Amidst the tug of war between the United States Dollar (USD) and US Treasury bond yields, gold prices are attempting to consolidate below the critical $2,000 mark as the trading week commences. With a shift towards a risk-friendly market environment, market participants are closely monitoring the US bond market performance and its implications for the precious metal.
Following a rally on Wall Street and optimistic statements from China’s Premier Li Qiang, the US Dollar Index experienced a minor rebound, albeit remaining near a two-month low. Meanwhile, the 10-year US Treasury bond yields continued their downward trajectory, breaching the significant 4.50% level.
Market analysts emphasize the crucial role of the US bond market in determining gold’s next move, especially considering the upcoming large-scale US bond auctions. Additionally, geopolitical developments in the Middle East and the return of the Fed policymakers are expected to exert further influence on gold prices throughout the week.
Despite multiple attempts to surpass the $2,000 threshold, gold prices have faced resistance, prompting a potential ascending triangle formation on the daily chart. The 14-day Relative Strength Index (RSI) remains above the 50 level, reinforcing the ‘buy-the-dips’ sentiment among investors. Furthermore, the presence of major Simple Moving Averages (SMA) adds to the positive outlook for gold prices.
At present, the focus lies on defending the crucial support level at $1,977, with a potential rebound on the horizon.
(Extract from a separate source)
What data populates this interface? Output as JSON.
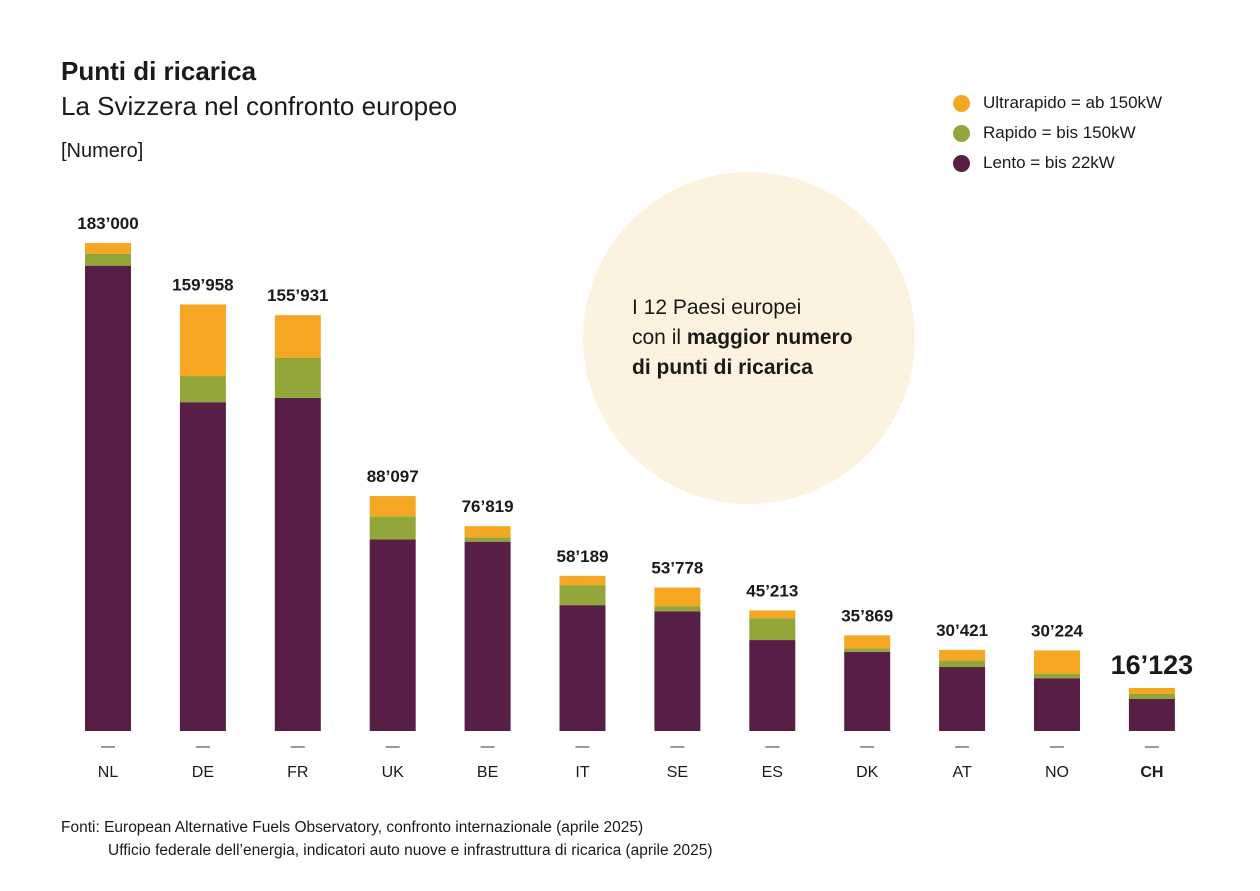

However, a breach below this level could lead to a retest of the November 1 low at $1,970, followed by a downward movement towards the static support at $1,963 and the psychological level of $1,950.
On the upside, breaking above the $2,000 threshold will be critical in initiating a substantial uptrend, with a significant resistance point around the multi-month high of $2,009. Further upward momentum could encounter a notable contention point at the mid-May high near $2,020, a pivotal level for gold buyers to watch closely in the coming sessions.